The new law was signed by Governor Northam or March 30, 2021, and continues Virginia’s dramatic change in its employment law landscape over the past two years. Perhaps most significantly, the changes in the manner in which the regular rate is calculated for salaried non-exempt employees, as well as the creation of more substantial penalties and an extended statute of limitations, will make the Commonwealth an attractive jurisdiction for attorneys to pursue claims for unpaid overtime wages.
Under Section 40.1-29.2(B)(2) of the Virginia Code, the regular rate of pay for a salaried non-exempt employee will now be “one-fortieth of all wages paid for that workweek.” This means that the FLSA’s fluctuating workweek methodology, under which an employee’s salary covers their straight-time pay and overtime is calculated at ½ x (weekly salary/weekly hours), will not be legal under Virginia law.
The impact of this change will be two-fold. First, employers who use the fluctuating workweek methodology in Virginia will need to discontinue this practice.
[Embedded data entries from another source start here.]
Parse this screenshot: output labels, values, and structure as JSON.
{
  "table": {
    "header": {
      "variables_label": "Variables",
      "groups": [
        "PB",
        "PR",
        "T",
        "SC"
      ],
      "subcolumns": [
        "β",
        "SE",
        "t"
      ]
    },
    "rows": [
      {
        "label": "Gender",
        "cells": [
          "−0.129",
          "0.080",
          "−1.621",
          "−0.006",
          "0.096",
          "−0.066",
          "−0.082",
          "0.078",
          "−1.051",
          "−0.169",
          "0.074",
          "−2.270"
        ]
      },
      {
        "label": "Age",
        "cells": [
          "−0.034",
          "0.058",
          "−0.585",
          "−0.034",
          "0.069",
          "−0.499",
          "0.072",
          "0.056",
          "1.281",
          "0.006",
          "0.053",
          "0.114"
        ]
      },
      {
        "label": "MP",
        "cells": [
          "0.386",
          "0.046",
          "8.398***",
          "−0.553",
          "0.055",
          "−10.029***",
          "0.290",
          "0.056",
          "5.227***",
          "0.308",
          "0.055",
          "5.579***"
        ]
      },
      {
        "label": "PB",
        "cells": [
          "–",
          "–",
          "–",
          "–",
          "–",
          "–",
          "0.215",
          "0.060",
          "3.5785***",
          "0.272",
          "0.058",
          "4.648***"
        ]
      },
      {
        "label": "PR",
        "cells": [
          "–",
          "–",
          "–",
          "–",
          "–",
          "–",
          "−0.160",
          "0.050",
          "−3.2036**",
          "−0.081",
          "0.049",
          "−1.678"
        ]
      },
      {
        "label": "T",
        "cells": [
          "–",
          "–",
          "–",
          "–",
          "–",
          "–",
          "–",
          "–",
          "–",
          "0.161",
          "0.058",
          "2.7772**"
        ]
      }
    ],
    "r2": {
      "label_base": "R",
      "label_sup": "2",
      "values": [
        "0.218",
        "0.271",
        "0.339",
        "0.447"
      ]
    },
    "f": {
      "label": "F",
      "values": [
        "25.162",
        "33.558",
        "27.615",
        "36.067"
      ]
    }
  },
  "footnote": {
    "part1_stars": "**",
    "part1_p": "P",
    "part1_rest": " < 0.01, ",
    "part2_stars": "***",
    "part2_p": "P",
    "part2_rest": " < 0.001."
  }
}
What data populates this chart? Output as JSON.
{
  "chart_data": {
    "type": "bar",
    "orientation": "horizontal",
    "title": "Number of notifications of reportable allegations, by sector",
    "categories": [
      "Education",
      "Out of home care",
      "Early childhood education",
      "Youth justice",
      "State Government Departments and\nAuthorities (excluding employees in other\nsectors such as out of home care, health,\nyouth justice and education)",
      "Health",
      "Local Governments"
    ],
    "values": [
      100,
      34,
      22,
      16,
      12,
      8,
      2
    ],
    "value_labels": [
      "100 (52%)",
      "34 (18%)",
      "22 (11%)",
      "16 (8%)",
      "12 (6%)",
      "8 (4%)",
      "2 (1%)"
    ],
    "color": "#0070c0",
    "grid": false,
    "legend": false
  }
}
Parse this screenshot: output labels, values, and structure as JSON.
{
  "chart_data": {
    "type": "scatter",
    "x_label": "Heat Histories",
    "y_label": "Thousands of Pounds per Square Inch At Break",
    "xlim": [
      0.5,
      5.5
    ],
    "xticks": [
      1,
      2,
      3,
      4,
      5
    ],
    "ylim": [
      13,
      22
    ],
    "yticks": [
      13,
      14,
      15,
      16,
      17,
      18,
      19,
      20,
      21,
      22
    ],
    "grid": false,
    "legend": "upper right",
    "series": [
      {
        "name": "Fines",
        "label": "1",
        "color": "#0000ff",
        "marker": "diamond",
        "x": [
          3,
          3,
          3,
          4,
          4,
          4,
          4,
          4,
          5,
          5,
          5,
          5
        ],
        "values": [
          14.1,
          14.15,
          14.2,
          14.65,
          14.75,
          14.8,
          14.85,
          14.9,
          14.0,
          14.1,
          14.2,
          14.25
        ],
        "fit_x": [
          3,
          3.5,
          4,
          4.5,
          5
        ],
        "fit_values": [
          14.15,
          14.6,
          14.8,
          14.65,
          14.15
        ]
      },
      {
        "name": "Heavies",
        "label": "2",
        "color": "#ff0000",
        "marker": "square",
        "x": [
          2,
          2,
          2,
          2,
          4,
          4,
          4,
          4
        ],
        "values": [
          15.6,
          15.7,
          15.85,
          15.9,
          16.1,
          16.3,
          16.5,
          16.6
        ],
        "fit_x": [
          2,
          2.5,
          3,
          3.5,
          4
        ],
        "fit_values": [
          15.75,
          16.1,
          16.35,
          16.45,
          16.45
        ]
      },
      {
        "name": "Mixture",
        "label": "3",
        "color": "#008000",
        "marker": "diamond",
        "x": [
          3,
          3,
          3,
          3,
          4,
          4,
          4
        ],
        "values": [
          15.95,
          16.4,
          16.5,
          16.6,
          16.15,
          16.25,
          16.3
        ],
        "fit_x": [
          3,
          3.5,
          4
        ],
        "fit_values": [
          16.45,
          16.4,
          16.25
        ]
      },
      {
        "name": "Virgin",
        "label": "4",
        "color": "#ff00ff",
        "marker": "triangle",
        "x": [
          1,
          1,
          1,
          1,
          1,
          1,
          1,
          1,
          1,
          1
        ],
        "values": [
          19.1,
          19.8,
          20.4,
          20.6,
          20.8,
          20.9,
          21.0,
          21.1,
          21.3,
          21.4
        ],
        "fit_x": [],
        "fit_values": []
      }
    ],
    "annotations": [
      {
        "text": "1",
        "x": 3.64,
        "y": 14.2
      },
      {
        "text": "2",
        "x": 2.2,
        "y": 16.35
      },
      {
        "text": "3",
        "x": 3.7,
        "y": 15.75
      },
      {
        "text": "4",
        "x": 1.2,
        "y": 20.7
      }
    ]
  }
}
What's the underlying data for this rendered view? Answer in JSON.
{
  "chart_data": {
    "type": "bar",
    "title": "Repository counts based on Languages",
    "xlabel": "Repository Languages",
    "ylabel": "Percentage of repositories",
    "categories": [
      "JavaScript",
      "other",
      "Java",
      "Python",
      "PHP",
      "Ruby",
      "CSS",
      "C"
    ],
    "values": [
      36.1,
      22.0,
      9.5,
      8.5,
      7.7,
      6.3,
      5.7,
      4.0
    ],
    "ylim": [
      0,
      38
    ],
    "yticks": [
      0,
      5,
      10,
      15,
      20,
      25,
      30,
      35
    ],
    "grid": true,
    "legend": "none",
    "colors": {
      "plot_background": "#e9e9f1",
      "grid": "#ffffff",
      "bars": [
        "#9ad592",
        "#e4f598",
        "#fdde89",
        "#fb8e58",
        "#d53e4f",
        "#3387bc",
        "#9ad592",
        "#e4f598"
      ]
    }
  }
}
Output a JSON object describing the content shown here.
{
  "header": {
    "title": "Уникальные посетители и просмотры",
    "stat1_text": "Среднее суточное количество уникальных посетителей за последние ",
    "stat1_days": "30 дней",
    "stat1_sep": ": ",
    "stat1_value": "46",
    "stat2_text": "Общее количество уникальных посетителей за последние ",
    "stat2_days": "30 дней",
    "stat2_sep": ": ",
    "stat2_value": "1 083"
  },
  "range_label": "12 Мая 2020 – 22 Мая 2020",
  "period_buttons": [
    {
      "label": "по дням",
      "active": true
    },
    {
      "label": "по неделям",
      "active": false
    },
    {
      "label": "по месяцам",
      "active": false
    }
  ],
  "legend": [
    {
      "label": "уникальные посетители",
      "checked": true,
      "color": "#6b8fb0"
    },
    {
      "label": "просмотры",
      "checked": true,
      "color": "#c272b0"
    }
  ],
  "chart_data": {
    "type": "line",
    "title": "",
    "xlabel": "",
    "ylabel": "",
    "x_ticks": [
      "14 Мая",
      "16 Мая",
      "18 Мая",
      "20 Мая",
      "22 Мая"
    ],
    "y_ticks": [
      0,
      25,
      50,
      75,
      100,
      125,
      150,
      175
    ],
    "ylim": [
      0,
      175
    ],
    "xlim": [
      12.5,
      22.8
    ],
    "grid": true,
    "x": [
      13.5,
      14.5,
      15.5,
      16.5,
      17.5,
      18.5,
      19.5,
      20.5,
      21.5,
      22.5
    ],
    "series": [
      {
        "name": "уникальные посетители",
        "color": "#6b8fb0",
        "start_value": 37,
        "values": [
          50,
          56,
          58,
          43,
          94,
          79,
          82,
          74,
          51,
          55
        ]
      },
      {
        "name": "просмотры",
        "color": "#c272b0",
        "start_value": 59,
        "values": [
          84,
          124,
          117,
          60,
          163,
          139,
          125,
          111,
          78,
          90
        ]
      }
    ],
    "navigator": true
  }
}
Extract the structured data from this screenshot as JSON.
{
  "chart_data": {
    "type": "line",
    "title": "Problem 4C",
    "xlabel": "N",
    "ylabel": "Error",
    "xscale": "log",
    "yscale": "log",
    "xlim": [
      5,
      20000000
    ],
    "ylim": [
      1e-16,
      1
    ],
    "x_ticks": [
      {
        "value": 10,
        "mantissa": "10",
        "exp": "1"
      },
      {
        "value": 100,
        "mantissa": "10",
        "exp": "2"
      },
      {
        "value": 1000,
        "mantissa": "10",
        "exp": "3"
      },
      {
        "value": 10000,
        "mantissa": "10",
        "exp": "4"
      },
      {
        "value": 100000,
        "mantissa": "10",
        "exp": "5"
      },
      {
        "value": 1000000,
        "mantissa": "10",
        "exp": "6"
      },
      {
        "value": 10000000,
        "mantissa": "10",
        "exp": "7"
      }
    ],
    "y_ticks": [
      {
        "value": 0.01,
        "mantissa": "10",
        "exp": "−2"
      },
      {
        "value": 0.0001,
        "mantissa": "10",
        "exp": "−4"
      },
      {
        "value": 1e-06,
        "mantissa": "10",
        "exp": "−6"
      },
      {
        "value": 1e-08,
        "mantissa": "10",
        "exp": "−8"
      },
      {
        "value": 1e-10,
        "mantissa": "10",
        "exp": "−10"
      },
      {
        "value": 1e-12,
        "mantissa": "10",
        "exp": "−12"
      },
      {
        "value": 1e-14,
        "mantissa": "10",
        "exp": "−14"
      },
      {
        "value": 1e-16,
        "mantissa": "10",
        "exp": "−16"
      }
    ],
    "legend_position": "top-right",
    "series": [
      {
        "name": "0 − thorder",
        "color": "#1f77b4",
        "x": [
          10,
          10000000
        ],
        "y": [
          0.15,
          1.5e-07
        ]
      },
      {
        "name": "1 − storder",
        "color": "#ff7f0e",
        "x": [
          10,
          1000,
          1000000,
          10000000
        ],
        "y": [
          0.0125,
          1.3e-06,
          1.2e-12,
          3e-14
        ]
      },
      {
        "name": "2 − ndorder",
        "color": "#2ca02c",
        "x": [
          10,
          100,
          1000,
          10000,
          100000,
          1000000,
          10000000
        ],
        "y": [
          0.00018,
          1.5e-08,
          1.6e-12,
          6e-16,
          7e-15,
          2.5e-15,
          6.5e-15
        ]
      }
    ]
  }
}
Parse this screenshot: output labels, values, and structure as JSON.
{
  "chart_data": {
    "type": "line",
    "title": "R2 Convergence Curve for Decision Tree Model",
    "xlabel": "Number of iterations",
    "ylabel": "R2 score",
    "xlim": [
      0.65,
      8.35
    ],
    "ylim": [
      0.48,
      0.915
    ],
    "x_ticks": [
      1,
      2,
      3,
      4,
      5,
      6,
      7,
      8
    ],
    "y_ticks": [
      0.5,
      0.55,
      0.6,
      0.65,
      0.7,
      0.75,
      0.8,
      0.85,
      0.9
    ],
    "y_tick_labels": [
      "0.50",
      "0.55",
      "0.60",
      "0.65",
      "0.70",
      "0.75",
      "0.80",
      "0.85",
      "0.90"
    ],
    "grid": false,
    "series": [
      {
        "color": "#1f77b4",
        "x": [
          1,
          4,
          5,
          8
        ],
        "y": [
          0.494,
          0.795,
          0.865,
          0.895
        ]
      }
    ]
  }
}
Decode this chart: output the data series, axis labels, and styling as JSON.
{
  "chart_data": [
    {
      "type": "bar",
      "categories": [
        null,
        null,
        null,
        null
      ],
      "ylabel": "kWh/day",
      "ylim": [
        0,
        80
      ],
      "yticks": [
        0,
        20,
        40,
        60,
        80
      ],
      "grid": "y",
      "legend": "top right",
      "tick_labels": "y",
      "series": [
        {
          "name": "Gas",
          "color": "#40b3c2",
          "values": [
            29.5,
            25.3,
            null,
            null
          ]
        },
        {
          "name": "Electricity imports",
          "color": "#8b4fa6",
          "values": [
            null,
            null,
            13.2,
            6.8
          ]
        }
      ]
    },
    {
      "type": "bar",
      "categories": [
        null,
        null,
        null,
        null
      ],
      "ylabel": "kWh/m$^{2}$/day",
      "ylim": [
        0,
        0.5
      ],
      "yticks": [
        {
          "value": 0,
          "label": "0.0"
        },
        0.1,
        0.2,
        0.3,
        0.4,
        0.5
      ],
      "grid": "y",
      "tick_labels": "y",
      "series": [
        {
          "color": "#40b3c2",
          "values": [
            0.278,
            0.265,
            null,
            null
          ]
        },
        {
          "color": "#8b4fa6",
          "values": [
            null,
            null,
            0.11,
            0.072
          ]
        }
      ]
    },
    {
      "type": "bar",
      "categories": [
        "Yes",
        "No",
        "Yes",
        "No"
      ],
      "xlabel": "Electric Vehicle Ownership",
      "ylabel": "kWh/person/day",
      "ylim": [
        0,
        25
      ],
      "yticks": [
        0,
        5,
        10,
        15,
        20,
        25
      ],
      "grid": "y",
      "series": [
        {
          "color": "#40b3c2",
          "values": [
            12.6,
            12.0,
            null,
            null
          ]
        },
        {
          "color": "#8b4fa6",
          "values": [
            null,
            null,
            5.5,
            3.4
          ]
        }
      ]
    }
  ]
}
Second, when salaried employers are found to have been misclassified as exempt, overtime liability will be calculated at time and one-half their regular rate for hours over 40 in a workweek. Additionally, because the divisor used to calculate the regular rate will now be 40 instead of all hours worked, the base rate for overtime calculations will be much higher.
In addition to the changes in the methodology used to calculate the regular rate for salaried employees, the new law will extend the statute of limitations from two years to three years in all claims for unpaid overtime. The Act also increases employer penalties, making double damages automatic by eliminating the FLSA’s “good faith” defense to claims for liquidated damages. The Act also creates a new “treble damage” penalty for “knowing” violations where the employer is found to have acted with “deliberate ignorance” or “reckless disregard” of its overtime obligations.
The net result of these changes is that claims for unpaid overtime in Virginia will likely now be brought under state law and in state court, where summary judgment is generally not available. Combined with the new ability to bring collective actions under this law, we should expect to see a significant increase in wage and hour litigation in the Old Dominion.